Raquelita also brings him some much-needed credibility. She voted against Scott and for Alex Sink three years ago. Esta cubanita no tiene pelo en la lengua and she was critical of Scott on a number of issues. Regalado was not some hack towing the party line. She will be appealing to moderate Republicans who don’t like Scott and Democrats who don’t like Crist.
As a lieutenant governor candidate, she can promote how he “turned her around” with successful examples of his administration (there must be some in there somewhere). She can highlight, for instance, how he restored teacher pay. You can almost hear her now: “I saw how he really does get it and understands our needs,” she’d say.
And yeah, there’s baggage. Isn’t there always? Regalado was questioned by the state attorney’s office looking into 2009 campaign violations by her father, whose campaigns she runs. They found nothing they could prosecute (anyone surprised?), so they kicked it off to the Ethics Commission, where each admitted to filing inaccurate finance reports in 2010 and each was fined $2,000.
But Regalado can crisis management the heck out of that. She knows how to communicate. She lives for it.
Flores has told me she is not interested in the position. She wants to stay in the Senate and everyone expects her to run for Miami-Dade Commissioner Javier Souto‘s seat when he is termed out in 2018.
But another name floated more recently is that of Carlos Lopez-Cantera, who Manjarres thinks is an the obvious choice.
The blogger, who is well connected in Tallahassee, and another solid source told Ladra that one of Scott’s longtime political advisers has recommended the former state rep and House majority leader several times.
They also told me that Hollingsworth “will not consider it.”
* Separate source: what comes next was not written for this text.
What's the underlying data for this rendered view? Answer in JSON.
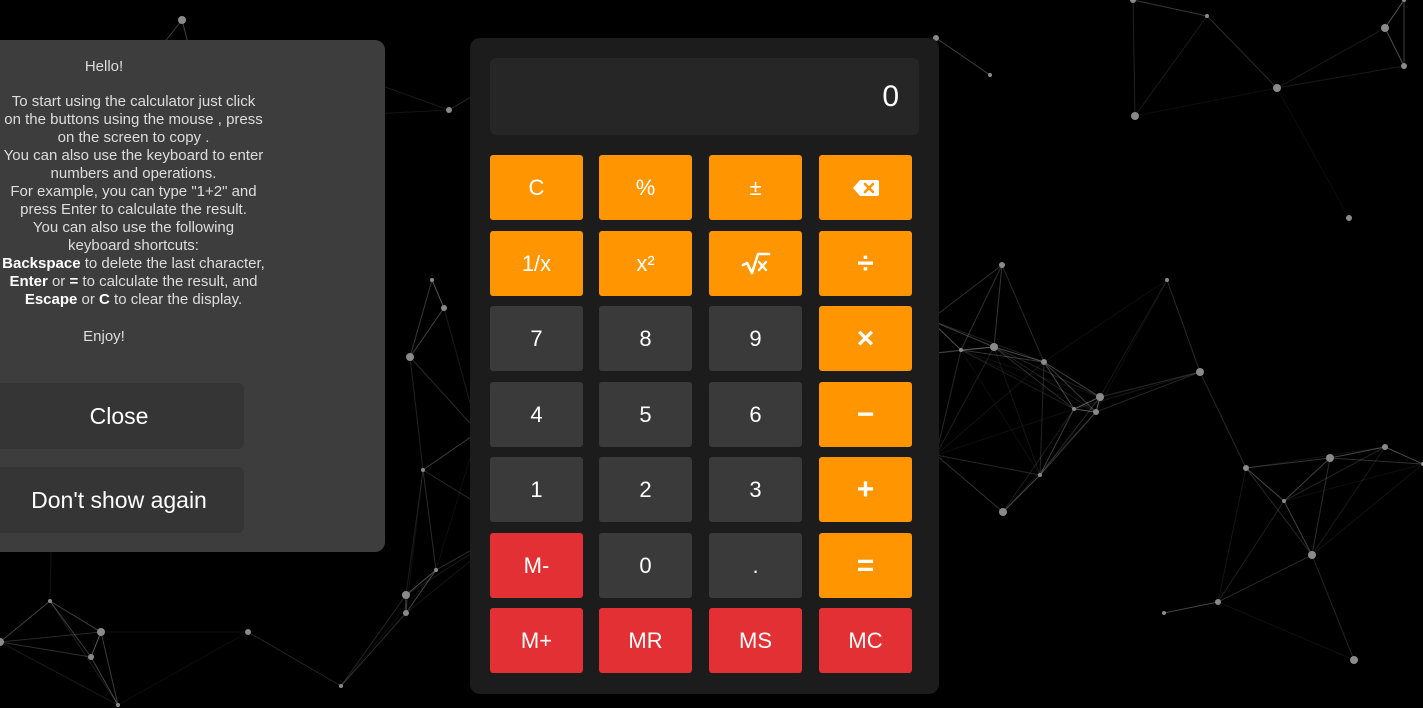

And why not? I mean, isn’t it just stupid not to put a Hispanic at least on the shortlist? You know, as a token? It seems almost offensive that there are no Hispanics — no minorities of any kind — being considered at all.
Could it be they don’t want anyone who can upstage the guv?
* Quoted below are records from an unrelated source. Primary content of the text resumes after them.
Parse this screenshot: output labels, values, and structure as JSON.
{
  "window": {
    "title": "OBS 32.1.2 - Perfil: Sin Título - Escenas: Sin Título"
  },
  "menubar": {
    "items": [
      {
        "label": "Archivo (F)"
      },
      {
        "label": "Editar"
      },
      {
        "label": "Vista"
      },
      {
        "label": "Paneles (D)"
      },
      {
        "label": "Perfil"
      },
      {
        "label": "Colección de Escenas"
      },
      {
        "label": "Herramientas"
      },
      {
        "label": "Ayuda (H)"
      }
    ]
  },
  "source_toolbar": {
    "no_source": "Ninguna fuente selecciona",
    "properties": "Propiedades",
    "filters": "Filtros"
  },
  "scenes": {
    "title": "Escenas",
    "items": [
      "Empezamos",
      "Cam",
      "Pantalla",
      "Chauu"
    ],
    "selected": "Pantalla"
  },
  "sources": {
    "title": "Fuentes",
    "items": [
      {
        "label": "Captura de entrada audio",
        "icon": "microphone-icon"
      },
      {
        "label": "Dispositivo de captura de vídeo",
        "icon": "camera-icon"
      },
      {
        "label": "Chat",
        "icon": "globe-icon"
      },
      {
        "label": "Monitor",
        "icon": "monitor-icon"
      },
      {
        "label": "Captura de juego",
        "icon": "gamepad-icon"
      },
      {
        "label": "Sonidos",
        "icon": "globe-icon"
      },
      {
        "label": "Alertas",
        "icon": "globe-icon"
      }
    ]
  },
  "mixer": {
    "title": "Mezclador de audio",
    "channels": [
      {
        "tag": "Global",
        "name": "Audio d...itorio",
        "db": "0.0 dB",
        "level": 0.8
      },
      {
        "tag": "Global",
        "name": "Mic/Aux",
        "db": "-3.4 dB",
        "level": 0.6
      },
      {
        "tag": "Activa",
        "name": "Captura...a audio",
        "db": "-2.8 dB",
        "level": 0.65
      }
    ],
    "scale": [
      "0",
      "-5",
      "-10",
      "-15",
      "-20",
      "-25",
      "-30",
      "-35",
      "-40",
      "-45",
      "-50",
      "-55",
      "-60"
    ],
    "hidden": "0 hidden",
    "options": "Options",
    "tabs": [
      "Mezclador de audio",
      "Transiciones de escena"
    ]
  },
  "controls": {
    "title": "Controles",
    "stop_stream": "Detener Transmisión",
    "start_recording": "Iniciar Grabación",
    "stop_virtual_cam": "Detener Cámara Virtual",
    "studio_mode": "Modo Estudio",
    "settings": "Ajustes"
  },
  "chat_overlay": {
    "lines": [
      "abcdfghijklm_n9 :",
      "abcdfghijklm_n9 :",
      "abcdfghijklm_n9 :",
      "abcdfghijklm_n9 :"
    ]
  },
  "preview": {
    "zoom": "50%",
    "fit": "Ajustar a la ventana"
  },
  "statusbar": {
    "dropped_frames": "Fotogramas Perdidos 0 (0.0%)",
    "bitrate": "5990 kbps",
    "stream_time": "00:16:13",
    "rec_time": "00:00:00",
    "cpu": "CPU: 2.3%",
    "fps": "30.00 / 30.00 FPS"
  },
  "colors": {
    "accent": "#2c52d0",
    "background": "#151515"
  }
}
CLC has the state and local experience and can attract votes in a traditionally blue county. He’s good looking and eloquent in both English and Spanish — much better spoken than Scott himself — and wouldn’t it be good for the governor to have someone campaigning in Spanish for him?
And Lopez-Cantera and his young, blonde family do not “look too Hispanic,” if you know what I mean. He’s no bigotón.
While everyone believes CLC wants to run for Miami-Dade mayor in 2020 (or maybe sooner if Mayor Carlos “Not So Golden Boy” Gimenez keeps stepping in it), he could arguably come back as a former property appraiser, former state house majority leader and former Lt. Gov. and still do that. He is a puppy todavía — turning 40 in a couple of weeks.
Heck, he could possibly even run for governor.
And, if they leave the position open until after the 2014 elections and just put CLC on the ballot, he doesn’t even have to resign to run for the seat.
Lopez-Cantera giggled a little when I mentioned this talk to him Monday morning, but Manjarres told me the former state rep had told him that he would, indeed, take the job.
“I have not been approached,” CLC told Ladra, but he stopped short of saying he’d turn it down. “Would I consider it? I hate thinking in hypotheticals. I learned a long time ago not to make decisions on rumors.”
“In 2004, when I was first elected to the House, my perspective on my future was very different than how it ended up,” Lopez-Cantera said. “I thought it would be in the Florida Senate.”
Maybe he’s just on a detour to the next destination: The Governor’s mansion.
That is, if Hispanics are still welcome.